It is well known that racemic mixtures of N-acyl D,L-amino acids can be resolved by the use of mold acylase enzyme (U.S. Pat. No. 3,907,638). In this process, water, N-acyl D,L-amino acid and acylase are stirred in organic solvent at a pH and temperature suitable for acylase activity. After reaction, the acylase is in the aqueous phase, the optically active N-acyl amino acid and the acid formed by deacylation are in the organic phase and the desired deacylated amino acid is in the aqueous phase as solute or precipitated as a solid. These procedures are effective for N-acyl amino acids using the N-acyl group as the means for resolution. This patent does not teach resolution of racemic mixtures of carbonyl substituted amino acids which are not N-acyl substituted.
It is also known that esters of amino acids with large hydrophobic side chains attached to the alpha carbon atom such as L-phenylalanine can be hydrolyzed by various enzymes, such as chymotrypsin.
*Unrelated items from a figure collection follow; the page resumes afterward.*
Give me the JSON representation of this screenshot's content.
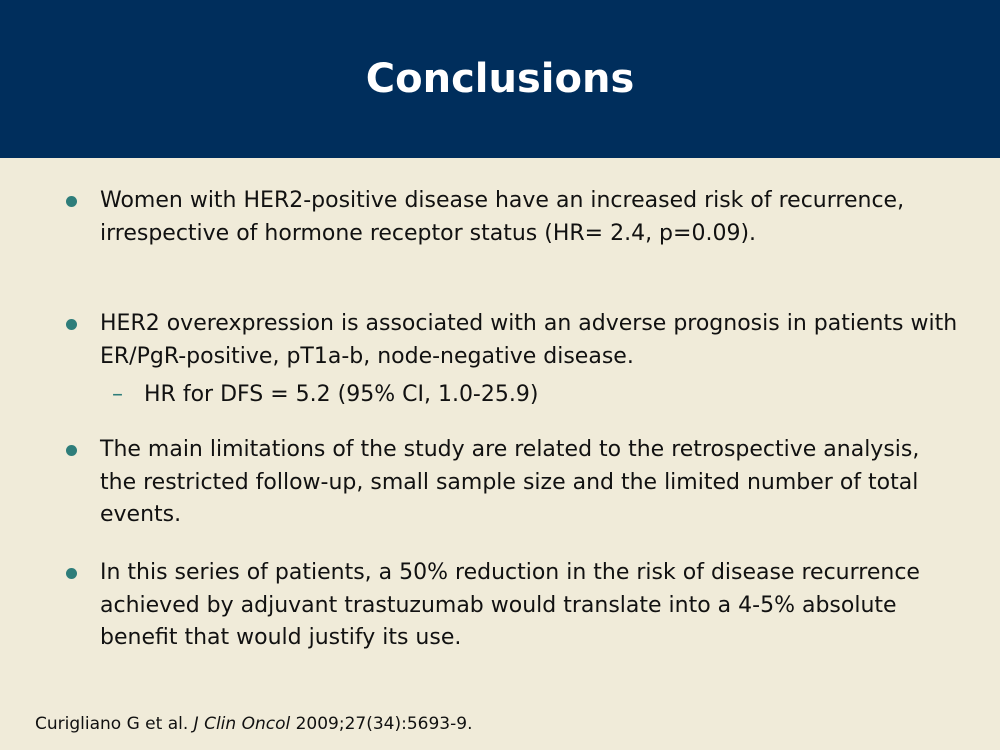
{
  "slide": {
    "title": "Conclusions",
    "bullets": [
      {
        "text": "Women with HER2-positive disease have an increased risk of recurrence, irrespective of hormone receptor status (HR= 2.4, p=0.09)."
      },
      {
        "text": "HER2 overexpression is associated with an adverse prognosis in patients with ER/PgR-positive, pT1a-b, node-negative disease."
      },
      {
        "text": "The main limitations of the study are related to the retrospective analysis, the restricted follow-up, small sample size and the limited number of total events."
      },
      {
        "text": "In this series of patients, a 50% reduction in the risk of disease recurrence achieved by adjuvant trastuzumab would translate into a 4-5% absolute benefit that would justify its use."
      }
    ],
    "sub_bullet": {
      "marker": "–",
      "text": "HR for DFS = 5.2 (95% CI, 1.0-25.9)"
    },
    "citation": {
      "authors": "Curigliano G et al.",
      "journal": "J Clin Oncol",
      "details": "2009;27(34):5693-9."
    }
  },
  "colors": {
    "header_bg": "#002e5c",
    "slide_bg": "#f0ebd9",
    "bullet_accent": "#2e7d7a"
  }
}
The specificity of the enzyme for hydrolyzing the ester of the L-isomer forms the basis of a process for the enzymatic resolution of racemic mixtures of phenylalanine (U.S. Pat. No. 3,813,317 and the references cited therein as well as U.S. Pat. No. 3,878,043). In U.S. Pat. No. 3,813,317, an enzyme such as chymotrypsin is used to resolve an aqueous racemic mixture of ring substituted phenylalanines. The reaction is carried out in aqueous solution. A balance had to be struck between a low concentration of ester needed for good enzyme activity and a high concentration needed for easier product recovery.
In U.S. Pat. No. 3,878,043, an intermediate of L-DOPA is resolved into the L-isomer by hydrolysis of the ester group. The hydrolysis is conducted in an aqueous medium preferably including a water soluble organic solvent such as an alkanol. The D-isomer product is separated by contacting the aqueous solution with an organic solvent which takes up the D-isomer. The aqueous solution is then concentrated and the L-isomer separated.
This method of resolving amino acid esters suffers from several inherent problems. During the course of the hydrolysis, acid is liberated from the newly generated carboxyl group. As the enzyme activity is pH sensitive, the acid must be continuously neutralized to prevent the pH from dropping sufficiently low to seriously effect enzyme activity. The D-amino acid ester acts as an inhibitor to the enzyme used in the hydrolysis reaction. As the resolution proceeds, the concentration of the D-amino acid ester increases relative to the L-ester, further decreasing enzyme activity.
For an industrial process, it is desirable to process high concentrations of racemic mixtures of amino acid esters. However, it is known that high concentrations of such amino acid esters i.e. phenylalanine, can be catalyzed by the enzyme to form insoluble peptides. These peptides lower product purity and yields.